All the people answered together: whatever the Lord has spoken, we will do.

The Mekhilta heard something extraordinary in that unity. It was not theatrical. The people did not look at each other and calculate what the safe answer was. They did not whisper and find a consensus spokesman. They did not use the language of agreement while privately holding reservations. A nation of mixed backgrounds, former slaves, people who had lived in Egypt for generations and had the habits of people who survived by managing what they said, all of them answered as one, and the answer was sincere.

No One Needed to Consult

The Mekhilta insists on the internal dimension of the unity. Israel's answer was not only coordinated in form. It was uniform in intent. They did not answer deceptively. The people who said we will do were the people who meant it at the level where meaning lives, beneath the strategic calculation, beneath the social performance, in the place where a person's actual disposition toward a thing is decided.

In any ordinary crowd presented with a demand this large, this open-ended, this permanent, there would be noise. People asking what exactly is required. People asking what happens if they fail. People making private exceptions for themselves while publicly affirming. Sinai had none of that. At least in this instant, before the thunder and before the tablets and before the long wilderness failures that would follow, the people were unified in a way that no ordinary social force could have produced.

The Mekhilta preserves that instant carefully. It was real. It was precious. It was the people at their best, before the weight of circumstance began to pull them in different directions.

Moses Brought Their Answer Back to God

Moses took the people's words back up the mountain. God then instructed Moses to tell the people to prepare themselves. Three days of preparation. Wash your clothes. Set boundaries around the mountain. Do not touch the mountain. On the third day God will descend in the sight of all the people.

The people's unanimous answer had made something possible. Their readiness at the moment of the proposal opened the next stage of the revelation. Heaven could descend on a people who had already said yes.

The Sixth of Sivan Had Been Waiting Since Creation

The Mekhilta worked out the calendar precisely. The third day of the preparation period was the sixth of Sivan. This was the day of revelation, the day heaven descended on the mountain, the day the Ten Commandments were spoken to the assembled people. The Mekhilta noted it not only as history but as cosmological event. Creation had been waiting for this day.

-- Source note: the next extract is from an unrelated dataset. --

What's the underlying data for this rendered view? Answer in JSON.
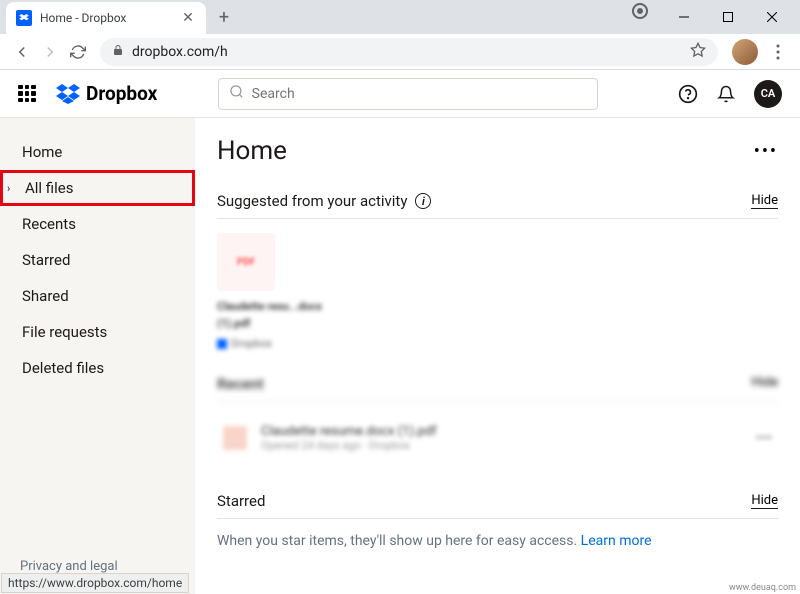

The world was created so that Torah could be given. The six days of creation pointed forward to the sixth of Sivan the way a story points toward its turning point. The ten acts of divine speech in Genesis, through which the world was made, pointed toward the Ten Words spoken at Sinai to the people who would carry them into the world. The unanimous answer Israel gave before the descent was the people's own act of preparation, their contribution to the moment the world had been made to reach.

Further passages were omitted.